Background
The Reserve Factors of supported markets are inconsistent, and have evolved through a variety of governance proposals and new market launches.
Reserves are taken out of interest paid by borrowers, and reduce the corresponding supply interest rate in the market. Reserves accumulate in each cToken contract, and can be deployed by the Governance process for any variety of use-cases.
Current Reserve Factors
USDC: 5%
USDT: 20%
DAI: 5%
ETH: 10%
WBTC: 10%
BAT: 50%
ZRX: 50%
UNI: 20%
COMP: 20%
Philosophy
Reserve Factors have been a long-standing discussion in Discord, and there are a variety of lenses through which to view them. Historically, discussion has centered around:
- Reserve factors are the protocol’s fee to offset risk (which is incurred when there is borrowing outstanding)
- Reserve factors incentivize behavior, by acting a component of interest rate models
- When reserves are large relative to borrowing demand, reserves functionally add liquidity to a market
Changing Reserve Factors does not immediately change the risk of the protocol (compared to changing a Collateral Factor), which should make them flexible levers to consider adjusting.
Potential Approach for Discussion
Reserve Factors should be standardized in a consistent format–just as interest rate models have begun becoming standardized across markets. By using the risk associated with borrowing the asset as a parameter (e.g. volatility of the asset), we have a starting point to frame new reserve factors.

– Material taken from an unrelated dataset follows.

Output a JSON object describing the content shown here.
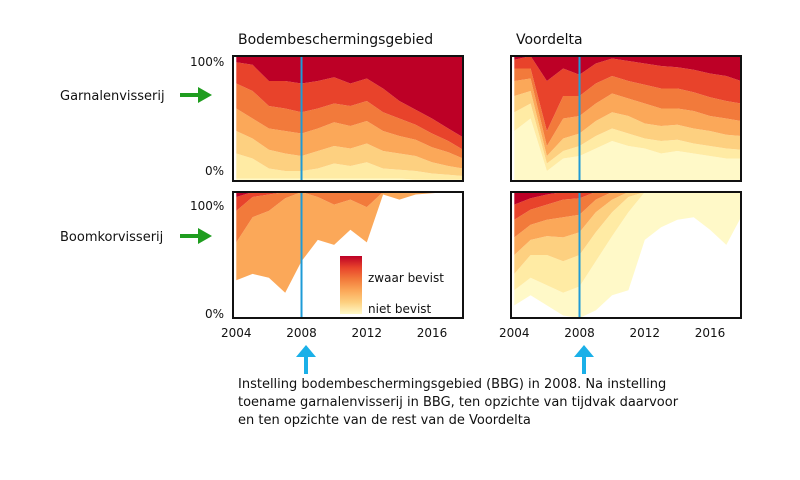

I would suggest (and love everyone’s feedback on), the following Reserve Factors:
USDC: 5%
->
7.5%
USDT: 20%
->
7.5%
DAI: 5%
->
10%
ETH: 10%
->
20%
WBTC: 10%
->
20%
BAT: 50%
->
25%
ZRX: 50%
->
25%
UNI: 20%
->
25%
COMP: 20%
->
25%
These create sequentially higher Reserves from borrowing stablecoins, to semi-volatile stablecoins, to large liquid collateral, to more volatile collateral assets. Going forward, as new assets are added to the protocol, they could follow this format as well.